AMD spent part of CES 2026 talking about guardrails: how to keep Radeon cards affordable while the memory market goes sideways. The company’s message is straightforward — it’s trying to hold prices steady — but the mechanics behind that pledge are anything but. Memory shortages and rising DRAM costs are forcing hard choices across the GPU industry, and AMD may be quietly steering production toward the higher-margin pieces of its RDNA 4 lineup.
A promise tempered by reality
In an on-the-record conversation at CES, AMD Ryzen and Radeon boss David McAfee reiterated what many in the supply chain already know: long-term partnerships with DRAM suppliers are central to any strategy to stabilize GPU pricing. “We have very strategic partnerships over many, many years with all the DRAM manufacturers,” he told reporters, while admitting that nobody can predict exactly how prices will evolve.
That cautious optimism matters because memory is a big chunk of a modern GPU’s bill of materials. Tom’s Hardware tracked retail movements and found Radeon cards have already crept up 10–17% over the past few months, with the RX 9070 XT showing the steepest jump (as much as 17%). Those figures underline the pressure AMD faces if it wants to keep mainstream cards accessible.
Why the RX 9070 XT might get a bigger slice of the pie
Not every rumor about supply-direction is created equal, but several outlets point to a plausible production shift: AMD could favor the Radeon RX 9070 XT over the non-XT RX 9070. The logic isn’t exotic — the XT variant already commands a higher street price and ships with 16 GB of GDDR6 on many SKUs, so absorbing higher memory costs hurts its margins less than it would a cheaper card. In short, prioritizing a faster, more expensive SKU can be an ugly but effective way to limit visible price shocks across the lineup.
Treat that as a pragmatic trade-off, not a wholesale retreat: sources suggest production of the regular RX 9070 wouldn’t stop, but volumes could be rerouted toward the XT model. That helps manufacturers hit sticker targets without immediately pushing the most price-sensitive SKUs into painful territory.

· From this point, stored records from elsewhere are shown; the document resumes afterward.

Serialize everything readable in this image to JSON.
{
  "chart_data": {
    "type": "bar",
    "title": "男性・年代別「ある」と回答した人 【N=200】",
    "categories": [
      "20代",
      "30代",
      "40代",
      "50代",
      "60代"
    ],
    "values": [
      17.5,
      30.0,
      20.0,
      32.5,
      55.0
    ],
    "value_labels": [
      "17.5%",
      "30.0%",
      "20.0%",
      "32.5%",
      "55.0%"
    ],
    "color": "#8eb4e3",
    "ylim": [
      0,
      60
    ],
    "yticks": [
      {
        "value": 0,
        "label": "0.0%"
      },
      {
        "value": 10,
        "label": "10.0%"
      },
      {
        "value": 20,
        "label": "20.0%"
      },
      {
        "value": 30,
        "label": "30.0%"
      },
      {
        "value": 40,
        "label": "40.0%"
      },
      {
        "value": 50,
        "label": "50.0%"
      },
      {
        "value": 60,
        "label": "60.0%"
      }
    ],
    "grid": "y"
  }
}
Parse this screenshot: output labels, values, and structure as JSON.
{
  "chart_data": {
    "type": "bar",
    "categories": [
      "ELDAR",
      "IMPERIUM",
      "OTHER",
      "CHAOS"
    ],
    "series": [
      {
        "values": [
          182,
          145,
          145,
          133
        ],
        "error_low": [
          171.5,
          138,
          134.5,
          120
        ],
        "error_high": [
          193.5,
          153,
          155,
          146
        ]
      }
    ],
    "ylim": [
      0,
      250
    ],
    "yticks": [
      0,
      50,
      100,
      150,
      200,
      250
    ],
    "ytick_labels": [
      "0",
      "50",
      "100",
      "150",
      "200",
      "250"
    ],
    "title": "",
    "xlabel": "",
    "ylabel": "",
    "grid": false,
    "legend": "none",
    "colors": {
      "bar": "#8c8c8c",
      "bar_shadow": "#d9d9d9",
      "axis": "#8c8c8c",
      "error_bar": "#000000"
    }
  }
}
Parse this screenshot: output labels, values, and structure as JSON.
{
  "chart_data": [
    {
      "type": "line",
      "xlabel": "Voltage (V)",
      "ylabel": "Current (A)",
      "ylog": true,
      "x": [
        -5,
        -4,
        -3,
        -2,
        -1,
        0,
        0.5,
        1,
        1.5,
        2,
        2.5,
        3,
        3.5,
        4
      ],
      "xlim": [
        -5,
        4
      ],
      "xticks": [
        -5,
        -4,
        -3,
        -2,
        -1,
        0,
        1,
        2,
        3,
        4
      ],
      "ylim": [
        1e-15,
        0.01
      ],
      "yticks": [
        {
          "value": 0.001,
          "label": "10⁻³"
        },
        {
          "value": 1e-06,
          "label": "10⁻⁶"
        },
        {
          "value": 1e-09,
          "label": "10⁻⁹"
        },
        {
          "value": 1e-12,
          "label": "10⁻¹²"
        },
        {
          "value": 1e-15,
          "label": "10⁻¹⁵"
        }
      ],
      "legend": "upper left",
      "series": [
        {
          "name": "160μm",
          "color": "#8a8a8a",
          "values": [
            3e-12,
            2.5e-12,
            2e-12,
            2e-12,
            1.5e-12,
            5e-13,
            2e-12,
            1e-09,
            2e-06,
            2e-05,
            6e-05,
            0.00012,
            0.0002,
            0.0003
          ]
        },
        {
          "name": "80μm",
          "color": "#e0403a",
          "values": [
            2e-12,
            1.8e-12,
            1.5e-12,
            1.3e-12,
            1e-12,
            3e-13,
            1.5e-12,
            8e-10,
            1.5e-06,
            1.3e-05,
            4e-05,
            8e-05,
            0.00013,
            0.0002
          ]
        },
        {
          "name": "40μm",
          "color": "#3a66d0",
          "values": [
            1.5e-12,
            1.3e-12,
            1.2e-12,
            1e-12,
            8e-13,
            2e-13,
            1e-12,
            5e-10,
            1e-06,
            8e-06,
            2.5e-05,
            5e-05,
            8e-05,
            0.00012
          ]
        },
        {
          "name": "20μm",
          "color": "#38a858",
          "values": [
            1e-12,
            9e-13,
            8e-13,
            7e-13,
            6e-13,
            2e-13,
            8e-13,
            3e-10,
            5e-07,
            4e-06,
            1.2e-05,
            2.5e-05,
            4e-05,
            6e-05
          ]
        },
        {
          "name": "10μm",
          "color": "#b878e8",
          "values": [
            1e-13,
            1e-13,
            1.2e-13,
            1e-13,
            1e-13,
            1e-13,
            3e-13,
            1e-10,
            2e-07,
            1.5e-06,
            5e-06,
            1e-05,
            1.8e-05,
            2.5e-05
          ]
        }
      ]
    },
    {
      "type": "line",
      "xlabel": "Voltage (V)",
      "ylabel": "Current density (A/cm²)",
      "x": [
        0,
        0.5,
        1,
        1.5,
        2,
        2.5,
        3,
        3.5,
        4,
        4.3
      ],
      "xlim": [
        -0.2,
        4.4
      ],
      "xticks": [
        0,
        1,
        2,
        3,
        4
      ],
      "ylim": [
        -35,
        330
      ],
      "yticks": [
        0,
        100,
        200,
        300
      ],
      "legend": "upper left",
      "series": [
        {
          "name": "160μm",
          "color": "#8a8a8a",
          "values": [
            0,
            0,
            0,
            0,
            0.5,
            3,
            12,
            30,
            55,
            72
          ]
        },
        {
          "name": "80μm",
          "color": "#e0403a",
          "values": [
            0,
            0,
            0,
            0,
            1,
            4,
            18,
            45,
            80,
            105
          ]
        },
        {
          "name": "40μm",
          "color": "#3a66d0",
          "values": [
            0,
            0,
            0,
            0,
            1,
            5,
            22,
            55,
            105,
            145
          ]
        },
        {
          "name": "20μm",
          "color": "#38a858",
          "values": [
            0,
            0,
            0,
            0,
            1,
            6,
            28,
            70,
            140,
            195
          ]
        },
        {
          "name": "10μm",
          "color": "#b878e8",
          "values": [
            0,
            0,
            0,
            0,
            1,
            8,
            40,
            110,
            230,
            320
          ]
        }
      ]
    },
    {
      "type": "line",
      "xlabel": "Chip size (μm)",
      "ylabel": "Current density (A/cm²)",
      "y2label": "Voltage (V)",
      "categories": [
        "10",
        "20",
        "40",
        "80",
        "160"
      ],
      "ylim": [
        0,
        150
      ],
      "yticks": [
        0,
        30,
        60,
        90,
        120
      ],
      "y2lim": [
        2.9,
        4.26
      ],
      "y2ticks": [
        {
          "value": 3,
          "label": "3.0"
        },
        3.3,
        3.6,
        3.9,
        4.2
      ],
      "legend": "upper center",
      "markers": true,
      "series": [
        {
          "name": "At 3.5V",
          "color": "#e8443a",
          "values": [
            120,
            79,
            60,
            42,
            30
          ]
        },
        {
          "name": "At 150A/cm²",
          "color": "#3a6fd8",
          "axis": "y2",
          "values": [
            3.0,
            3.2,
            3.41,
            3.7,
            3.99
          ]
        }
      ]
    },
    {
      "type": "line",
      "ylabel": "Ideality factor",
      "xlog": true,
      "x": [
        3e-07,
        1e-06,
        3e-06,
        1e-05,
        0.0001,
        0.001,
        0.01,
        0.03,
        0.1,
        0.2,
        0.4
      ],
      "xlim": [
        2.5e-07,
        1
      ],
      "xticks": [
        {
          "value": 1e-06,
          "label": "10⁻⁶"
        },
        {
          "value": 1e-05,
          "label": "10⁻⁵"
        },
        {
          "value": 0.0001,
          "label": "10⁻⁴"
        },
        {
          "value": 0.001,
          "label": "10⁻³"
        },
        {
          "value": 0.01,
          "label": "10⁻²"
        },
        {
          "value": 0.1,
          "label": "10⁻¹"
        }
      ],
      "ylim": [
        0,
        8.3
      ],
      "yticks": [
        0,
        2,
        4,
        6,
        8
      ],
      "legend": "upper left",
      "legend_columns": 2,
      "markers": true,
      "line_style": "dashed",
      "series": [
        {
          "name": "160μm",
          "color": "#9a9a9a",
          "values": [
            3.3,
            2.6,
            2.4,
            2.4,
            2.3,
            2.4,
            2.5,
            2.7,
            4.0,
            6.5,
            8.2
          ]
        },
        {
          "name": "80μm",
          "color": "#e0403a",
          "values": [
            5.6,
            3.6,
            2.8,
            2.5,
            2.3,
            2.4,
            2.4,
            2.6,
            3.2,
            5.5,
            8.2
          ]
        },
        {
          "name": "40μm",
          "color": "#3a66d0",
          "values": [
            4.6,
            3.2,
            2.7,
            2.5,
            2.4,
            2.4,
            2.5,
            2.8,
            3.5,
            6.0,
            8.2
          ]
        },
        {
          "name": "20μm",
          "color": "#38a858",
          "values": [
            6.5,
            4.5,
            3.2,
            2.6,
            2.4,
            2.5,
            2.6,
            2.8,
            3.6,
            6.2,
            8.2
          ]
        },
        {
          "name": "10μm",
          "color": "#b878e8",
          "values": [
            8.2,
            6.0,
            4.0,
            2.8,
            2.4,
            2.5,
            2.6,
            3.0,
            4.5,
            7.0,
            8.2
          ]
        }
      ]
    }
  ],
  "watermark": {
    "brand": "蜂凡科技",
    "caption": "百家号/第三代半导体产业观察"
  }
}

What AMD can — and can’t — control
McAfee’s remarks underscore where AMD has leverage: long relationships with suppliers and close work with add-in-card (AIC) partners. Those relationships can blunt the sharpest spikes, give AMD room to absorb some cost increases, and help coordinate pricing decisions with board partners and retailers.
What AMD can’t fully control is retail behavior and macro inventory dynamics. Retailers can—and have—passed higher component costs to customers, sometimes overshooting the underlying increases. Analysts also warn the broader NAND/DRAM crunch could linger for years, not months, which complicates any short-term price promise.
Beyond pricing: opportunism and risk
If AMD can tamp down price growth while competitors struggle, it has a real chance to win share among budget-conscious gamers — especially since RDNA 4 competes mostly on performance-per-dollar rather than outright flagship head-to-heads with NVIDIA’s very top cards. But there’s a flip side: leaning into higher-margin SKUs (or reducing production of lower-end cards) risks alienating the mainstream customers AMD says it wants to protect.
There’s also a technology angle. AMD continues to push FSR Redstone and cautious implementations of multi-frame generation; execs say they’ll move slowly to avoid upsetting players sensitive to latency and artifacts. Those features could be particularly valuable on handhelds and thin-and-light devices — markets that benefit more from upscaling than brute-force silicon. That mobile angle ties into the broader ecosystem: streaming-capable hardware like the PlayStation Portal shows demand for portable play, and software and power-saving tricks are becoming as important as raw silicon in delivering smooth experiences on small devices. For users of handheld PCs, small battery- and power-optimizations — like the low-power download mode recently added to the Steam Deck — can change the usefulness equation for midrange GPUs and APUs.
Read more about how streaming hardware is evolving in the PlayStation Portal coverage and the Steam Deck power-saving update.
For buyers: wait, watch, and think about memory
Short-term shoppers will face a familiar dilemma: buy now at inflated prices or wait for the market to cool. Historically, memory-driven shortages have eventually eased, but industry voices caution that this cycle could be long. If you need a GPU today, look beyond headline model numbers: compare effective memory capacity, performance-per-dollar, and bundle or retailer deals. If you can hold off, monitor inventory and price trend trackers — sudden supply shifts (or an AMD decision to favor certain SKUs) can move prices quickly.
AMD’s public stance is honest if modest: do what you can to keep prices reasonable, but be realistic about the limits of influence when a core component like DRAM goes scarce. The company’s next moves — from production choices between RX 9070 and 9070 XT SKUs to how aggressively it leans on partners to hold retail pricing — will show whether that pledge was mostly PR or a durable, customer-facing strategy.